In this project I develop the model which predict the price of house on some features. There are 14 different features releted house I collected as a data.
Features :-
1. CRIM per capita crime rate by town
2. ZN proportion of residential land zoned for lots over
25,000 sq.ft.
3. INDUS proportion of non-retail business acres per town
4. CHAS Charles River dummy variable (= 1 if tract bounds
river; 0 otherwise)
5. NOX nitric oxides concentration (parts per 10 million)

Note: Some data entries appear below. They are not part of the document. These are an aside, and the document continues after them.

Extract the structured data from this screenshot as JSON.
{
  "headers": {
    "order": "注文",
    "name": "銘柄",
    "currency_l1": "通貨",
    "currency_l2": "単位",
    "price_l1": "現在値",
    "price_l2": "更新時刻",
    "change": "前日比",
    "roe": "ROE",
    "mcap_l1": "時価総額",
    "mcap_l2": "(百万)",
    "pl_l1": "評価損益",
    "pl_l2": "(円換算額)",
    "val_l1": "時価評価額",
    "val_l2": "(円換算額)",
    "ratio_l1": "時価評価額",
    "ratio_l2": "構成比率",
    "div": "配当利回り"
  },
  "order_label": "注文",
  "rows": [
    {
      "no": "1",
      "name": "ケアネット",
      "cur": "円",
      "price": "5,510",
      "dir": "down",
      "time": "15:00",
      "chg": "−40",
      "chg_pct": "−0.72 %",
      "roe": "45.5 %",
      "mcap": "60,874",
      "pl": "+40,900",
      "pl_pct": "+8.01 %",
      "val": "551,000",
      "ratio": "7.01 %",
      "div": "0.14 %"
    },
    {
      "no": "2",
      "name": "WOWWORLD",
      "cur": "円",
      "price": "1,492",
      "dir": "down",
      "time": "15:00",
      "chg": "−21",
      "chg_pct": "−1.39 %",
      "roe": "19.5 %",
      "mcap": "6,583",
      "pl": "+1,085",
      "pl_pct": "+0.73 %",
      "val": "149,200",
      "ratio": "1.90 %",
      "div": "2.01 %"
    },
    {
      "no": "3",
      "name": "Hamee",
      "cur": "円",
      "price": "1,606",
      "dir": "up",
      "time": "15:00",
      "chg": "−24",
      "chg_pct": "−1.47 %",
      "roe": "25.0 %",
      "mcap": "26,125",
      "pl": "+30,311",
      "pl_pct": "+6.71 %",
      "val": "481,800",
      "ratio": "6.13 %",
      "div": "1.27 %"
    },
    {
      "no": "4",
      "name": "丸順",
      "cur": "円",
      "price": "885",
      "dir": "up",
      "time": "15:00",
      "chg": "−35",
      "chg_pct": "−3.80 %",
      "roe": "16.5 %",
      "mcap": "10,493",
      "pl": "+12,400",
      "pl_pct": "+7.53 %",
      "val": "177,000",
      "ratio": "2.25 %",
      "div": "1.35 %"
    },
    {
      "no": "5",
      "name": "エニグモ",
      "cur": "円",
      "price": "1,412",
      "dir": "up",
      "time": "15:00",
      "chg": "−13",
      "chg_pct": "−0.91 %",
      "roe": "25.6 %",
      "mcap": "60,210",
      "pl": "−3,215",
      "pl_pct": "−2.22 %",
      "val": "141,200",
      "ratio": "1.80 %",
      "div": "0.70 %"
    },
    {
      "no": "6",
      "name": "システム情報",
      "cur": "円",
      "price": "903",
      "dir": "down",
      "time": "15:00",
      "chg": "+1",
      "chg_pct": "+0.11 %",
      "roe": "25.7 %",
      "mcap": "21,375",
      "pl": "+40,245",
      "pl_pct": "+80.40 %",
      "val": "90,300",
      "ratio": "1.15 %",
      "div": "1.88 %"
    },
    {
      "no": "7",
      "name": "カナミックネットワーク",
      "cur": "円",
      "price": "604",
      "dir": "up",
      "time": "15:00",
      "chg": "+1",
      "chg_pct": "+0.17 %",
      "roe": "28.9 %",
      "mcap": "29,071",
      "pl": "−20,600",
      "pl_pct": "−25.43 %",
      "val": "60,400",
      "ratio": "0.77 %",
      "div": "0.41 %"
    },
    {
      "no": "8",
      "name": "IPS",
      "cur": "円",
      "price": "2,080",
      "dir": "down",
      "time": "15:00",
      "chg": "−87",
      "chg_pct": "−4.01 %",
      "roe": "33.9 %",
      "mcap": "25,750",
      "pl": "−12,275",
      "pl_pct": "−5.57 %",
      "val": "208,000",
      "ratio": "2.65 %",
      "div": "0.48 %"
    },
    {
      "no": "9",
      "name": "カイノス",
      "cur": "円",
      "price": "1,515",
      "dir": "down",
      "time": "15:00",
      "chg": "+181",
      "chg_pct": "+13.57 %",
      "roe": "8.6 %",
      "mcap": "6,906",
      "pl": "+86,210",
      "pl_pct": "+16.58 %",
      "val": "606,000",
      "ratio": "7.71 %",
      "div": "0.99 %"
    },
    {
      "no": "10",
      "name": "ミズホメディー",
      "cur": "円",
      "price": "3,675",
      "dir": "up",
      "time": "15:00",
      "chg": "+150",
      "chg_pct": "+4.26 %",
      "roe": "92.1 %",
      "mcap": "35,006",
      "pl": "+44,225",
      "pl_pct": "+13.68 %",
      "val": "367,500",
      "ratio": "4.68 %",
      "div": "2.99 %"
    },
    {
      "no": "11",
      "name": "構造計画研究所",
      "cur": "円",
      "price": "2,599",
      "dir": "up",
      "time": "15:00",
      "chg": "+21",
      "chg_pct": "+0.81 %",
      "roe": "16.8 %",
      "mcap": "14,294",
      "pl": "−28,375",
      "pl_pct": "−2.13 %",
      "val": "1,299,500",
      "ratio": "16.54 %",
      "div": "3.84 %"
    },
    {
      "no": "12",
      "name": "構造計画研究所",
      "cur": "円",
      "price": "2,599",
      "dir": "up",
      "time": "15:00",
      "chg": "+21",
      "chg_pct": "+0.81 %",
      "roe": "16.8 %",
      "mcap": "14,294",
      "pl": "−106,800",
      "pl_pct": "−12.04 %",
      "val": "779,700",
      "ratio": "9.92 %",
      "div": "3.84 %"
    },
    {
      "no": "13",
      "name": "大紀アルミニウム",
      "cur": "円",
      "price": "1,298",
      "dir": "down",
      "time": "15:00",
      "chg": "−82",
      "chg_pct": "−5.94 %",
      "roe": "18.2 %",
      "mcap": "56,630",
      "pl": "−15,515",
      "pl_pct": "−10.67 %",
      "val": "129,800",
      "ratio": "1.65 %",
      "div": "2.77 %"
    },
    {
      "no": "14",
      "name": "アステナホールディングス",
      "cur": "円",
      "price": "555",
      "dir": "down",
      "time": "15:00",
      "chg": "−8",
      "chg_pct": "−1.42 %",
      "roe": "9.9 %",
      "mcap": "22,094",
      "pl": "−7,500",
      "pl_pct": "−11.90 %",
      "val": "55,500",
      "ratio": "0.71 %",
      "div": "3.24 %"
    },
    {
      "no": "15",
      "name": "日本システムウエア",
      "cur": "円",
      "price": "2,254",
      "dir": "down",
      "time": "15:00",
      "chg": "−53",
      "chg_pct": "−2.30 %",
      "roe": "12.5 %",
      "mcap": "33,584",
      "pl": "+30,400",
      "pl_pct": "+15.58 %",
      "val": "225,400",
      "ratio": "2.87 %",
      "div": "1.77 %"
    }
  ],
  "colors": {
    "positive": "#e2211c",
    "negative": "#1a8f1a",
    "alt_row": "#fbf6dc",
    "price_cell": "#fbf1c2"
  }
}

6. RM average number of rooms per dwelling
7. AGE proportion of owner-occupied units built prior to 1940
8. DIS weighted distances to five Boston employment centres
9. RAD index of accessibility to radial highways
10. TAX full-value property-tax rate per $10,000
11. PTRATIO pupil-teacher ratio by town
12. B 1000(Bk - 0.63)^2 where Bk is the proportion of blacks
by town
13. LSTAT % lower status of the population
14. MEDV Median value of owner-occupied homes in $1000's
Libraries Used in project :-
- Pandas
- Numpy
- Scikit-learn
- Matplot lib
- joblib
Import .csv file in jupyter notebook and first perform some Pandas library function on that data to maka perfect. we can get deep details about our data using .info() function.
With the help of numpy i got the mathimatical details of data which is helpfull further. i got count, min, max, standard deviation etc details of data. i used random function to arrange data randomly . i make the different histograms for analyse the data.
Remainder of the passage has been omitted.